On Monday, Butterfly Network Inc. (NYSE:BFLY) shares declined by more than 15% after announcing its most recent quarterly results. The company reported its fiscal third-quarter results before markets opened, beating analyst expectations on earnings. However, revenue for the quarter fell short of estimates despite posting a massive growth.
Butterfly Network posted fiscal third-quarter GAAP earnings per share of -$0.07, beating the consensus for analyst expectations of -$0.25. On the other hand, revenue for the quarter increased by 44.3% from the same quarter a year ago to $14.62 million, missing the average Street forecast by $4.88 million.
The company now expects a full-year 2021 revenue in the range of $60 million to $62 million, reflecting annual growth of 30% to 34%. However, it still expects an adjusted EBITDA loss in the range of $125 million to $135 million for the year.
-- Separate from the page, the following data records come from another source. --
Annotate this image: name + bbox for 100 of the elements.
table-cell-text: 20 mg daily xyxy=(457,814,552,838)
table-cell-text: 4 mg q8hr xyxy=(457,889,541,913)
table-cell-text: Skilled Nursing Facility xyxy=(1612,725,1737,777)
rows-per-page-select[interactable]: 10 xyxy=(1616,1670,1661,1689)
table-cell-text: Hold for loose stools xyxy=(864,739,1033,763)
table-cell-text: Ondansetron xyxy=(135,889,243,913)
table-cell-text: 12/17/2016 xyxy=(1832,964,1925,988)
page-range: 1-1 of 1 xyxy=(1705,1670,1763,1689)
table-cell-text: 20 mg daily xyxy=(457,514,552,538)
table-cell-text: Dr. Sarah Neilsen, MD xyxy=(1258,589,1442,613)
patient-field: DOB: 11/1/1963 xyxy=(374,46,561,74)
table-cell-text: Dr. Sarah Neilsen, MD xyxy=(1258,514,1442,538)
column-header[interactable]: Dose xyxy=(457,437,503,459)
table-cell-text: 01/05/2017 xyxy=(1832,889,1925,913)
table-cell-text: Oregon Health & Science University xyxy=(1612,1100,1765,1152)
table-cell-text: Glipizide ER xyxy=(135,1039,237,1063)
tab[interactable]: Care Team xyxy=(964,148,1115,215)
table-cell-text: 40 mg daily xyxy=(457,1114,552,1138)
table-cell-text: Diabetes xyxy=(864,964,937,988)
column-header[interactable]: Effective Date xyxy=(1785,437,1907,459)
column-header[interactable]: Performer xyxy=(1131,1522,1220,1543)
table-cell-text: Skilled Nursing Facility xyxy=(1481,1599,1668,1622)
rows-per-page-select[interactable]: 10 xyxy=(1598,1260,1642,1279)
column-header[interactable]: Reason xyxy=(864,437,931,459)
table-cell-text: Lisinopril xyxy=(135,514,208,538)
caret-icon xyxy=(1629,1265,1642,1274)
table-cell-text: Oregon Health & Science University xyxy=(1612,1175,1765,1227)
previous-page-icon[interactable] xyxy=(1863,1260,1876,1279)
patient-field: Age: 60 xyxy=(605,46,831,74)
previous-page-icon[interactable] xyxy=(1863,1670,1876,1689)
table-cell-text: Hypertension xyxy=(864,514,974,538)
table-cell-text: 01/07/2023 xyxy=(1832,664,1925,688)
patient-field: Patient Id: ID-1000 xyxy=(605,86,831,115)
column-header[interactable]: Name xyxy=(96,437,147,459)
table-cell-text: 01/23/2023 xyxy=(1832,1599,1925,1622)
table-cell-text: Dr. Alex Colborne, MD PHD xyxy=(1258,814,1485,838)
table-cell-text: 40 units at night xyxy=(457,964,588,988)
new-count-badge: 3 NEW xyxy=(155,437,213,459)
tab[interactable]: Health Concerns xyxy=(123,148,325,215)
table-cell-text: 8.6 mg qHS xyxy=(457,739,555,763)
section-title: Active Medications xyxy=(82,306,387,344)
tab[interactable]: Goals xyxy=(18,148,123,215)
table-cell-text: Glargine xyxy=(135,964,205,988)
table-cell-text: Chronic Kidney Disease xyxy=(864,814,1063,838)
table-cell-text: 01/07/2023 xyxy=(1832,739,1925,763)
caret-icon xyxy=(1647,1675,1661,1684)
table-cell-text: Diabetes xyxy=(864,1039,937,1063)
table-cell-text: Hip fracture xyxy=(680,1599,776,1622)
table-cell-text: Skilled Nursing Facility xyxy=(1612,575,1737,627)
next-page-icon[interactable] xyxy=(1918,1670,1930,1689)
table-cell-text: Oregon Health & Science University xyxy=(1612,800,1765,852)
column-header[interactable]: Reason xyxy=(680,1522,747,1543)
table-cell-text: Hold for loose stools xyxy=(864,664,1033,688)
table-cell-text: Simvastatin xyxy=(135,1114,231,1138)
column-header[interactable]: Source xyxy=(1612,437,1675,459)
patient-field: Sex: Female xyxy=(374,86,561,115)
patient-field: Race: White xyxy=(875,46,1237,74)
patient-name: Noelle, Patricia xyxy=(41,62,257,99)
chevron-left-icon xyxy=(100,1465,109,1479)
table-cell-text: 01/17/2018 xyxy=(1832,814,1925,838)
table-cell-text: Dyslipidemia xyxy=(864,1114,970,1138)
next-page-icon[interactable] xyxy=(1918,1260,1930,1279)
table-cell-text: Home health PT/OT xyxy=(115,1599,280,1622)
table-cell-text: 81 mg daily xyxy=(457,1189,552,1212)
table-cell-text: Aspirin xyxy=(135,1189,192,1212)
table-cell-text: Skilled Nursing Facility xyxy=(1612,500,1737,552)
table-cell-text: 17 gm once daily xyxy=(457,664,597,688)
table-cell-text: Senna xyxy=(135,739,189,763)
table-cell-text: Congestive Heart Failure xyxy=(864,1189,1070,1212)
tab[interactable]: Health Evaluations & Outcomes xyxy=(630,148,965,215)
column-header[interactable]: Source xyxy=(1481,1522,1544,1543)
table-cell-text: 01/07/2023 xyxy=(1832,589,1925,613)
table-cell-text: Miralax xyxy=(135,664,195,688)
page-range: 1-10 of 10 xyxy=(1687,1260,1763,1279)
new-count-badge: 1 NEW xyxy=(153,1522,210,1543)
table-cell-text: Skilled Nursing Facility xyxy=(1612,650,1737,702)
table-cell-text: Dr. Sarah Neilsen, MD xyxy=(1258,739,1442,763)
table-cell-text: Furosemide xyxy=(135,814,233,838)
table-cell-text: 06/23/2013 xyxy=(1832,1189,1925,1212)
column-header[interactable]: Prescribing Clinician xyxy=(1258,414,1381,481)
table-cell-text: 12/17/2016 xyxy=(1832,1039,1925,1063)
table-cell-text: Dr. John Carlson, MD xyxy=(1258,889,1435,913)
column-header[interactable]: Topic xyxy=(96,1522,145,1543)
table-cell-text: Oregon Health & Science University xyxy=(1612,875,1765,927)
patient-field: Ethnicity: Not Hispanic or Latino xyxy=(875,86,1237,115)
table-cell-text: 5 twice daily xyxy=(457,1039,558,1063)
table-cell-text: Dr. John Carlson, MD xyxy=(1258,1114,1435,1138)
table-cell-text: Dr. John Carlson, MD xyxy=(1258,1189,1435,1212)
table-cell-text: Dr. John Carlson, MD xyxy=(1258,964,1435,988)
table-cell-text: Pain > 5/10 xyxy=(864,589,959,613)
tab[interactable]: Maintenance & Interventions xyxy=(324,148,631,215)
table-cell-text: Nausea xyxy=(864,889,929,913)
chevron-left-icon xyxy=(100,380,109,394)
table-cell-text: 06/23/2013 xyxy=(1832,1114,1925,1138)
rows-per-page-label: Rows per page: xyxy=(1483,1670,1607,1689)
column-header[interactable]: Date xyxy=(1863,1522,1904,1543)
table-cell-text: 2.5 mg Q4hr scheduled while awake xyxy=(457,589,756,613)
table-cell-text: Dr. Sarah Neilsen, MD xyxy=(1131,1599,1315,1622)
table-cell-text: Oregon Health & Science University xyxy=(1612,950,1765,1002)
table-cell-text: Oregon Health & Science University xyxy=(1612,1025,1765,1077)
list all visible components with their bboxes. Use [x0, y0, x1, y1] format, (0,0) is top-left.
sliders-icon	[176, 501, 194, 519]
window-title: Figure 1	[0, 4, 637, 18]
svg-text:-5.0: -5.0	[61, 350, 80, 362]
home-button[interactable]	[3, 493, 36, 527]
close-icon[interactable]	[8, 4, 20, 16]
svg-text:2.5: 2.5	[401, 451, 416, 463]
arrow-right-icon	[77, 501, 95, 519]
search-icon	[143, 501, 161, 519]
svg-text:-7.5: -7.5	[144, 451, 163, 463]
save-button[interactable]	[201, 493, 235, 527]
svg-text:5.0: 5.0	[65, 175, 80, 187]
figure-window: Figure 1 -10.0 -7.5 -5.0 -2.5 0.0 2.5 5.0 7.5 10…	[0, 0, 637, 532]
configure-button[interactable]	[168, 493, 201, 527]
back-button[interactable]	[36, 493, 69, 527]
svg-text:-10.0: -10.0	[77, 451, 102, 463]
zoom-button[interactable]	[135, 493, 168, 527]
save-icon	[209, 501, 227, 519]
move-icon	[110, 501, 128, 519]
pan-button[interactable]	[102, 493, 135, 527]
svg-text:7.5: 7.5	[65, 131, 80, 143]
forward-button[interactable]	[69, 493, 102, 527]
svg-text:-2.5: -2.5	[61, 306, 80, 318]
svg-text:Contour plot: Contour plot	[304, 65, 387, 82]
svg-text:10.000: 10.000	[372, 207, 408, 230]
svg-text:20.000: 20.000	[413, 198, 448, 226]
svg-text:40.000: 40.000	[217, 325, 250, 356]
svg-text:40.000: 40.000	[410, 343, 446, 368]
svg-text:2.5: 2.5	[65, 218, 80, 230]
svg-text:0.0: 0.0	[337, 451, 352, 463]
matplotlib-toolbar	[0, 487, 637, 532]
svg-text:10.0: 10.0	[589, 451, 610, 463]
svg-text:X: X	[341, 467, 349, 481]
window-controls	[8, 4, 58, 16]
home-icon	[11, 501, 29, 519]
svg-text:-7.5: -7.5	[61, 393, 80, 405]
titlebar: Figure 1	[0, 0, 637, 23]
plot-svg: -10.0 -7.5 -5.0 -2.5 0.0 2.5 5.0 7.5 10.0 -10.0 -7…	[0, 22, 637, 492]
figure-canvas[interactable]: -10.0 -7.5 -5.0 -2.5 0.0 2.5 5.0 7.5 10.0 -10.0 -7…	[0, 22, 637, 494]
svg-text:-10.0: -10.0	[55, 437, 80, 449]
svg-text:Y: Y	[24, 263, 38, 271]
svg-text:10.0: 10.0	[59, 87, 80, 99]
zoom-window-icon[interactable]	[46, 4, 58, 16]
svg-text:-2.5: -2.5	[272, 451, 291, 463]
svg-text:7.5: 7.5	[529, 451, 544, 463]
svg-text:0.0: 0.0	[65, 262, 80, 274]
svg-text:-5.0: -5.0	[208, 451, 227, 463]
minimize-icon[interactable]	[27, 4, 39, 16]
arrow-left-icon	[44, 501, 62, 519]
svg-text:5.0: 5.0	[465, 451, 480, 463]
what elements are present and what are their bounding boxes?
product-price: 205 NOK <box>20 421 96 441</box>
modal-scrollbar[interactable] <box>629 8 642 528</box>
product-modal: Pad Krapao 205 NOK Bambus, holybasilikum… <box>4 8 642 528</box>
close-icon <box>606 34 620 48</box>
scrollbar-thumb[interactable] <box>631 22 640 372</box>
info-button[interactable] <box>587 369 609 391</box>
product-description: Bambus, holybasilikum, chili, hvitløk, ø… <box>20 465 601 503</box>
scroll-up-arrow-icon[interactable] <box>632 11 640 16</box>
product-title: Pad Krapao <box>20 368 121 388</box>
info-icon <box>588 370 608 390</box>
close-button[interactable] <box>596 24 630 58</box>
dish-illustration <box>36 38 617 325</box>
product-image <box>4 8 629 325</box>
Is it still risky to buy BFLY shares?
From an investment perspective, Butterfly Network shares trade at a steep price-sales ratio of 51.79, making the stock less attractive to value investors.
In addition, analysts expect its bottom line to deteriorate by more than 30% next year, thereby putting off potential growth investors.
Therefore, although Butterfly Network shares are down by more than 30% this year, the recent earnings beat does not signal a significant recovery. As a result, it could be still too risky to buy the stock.
Source – TradingView
Technically, Butterfly Network shares seem to have recently plummeted to complete a downward breakout from a descending channel formation. As a result, the stock has fallen to the oversold conditions of the 14-day RSI.
However, given the company’s steep valuation and the forecast earnings decline, investors could target extended pullbacks at about $6.00 or lower at $4.81, while $8.59 and $9.88 ate crucial resistance levels.
It may not be time to buy the BFLY stock
In summary, although Butterfly Network shares are down more than 60% this year, the healthcare equipment company’s stock still seems significantly overvalued.
Therefore, it may be best to monitor performances over the coming quarters before buying the stock.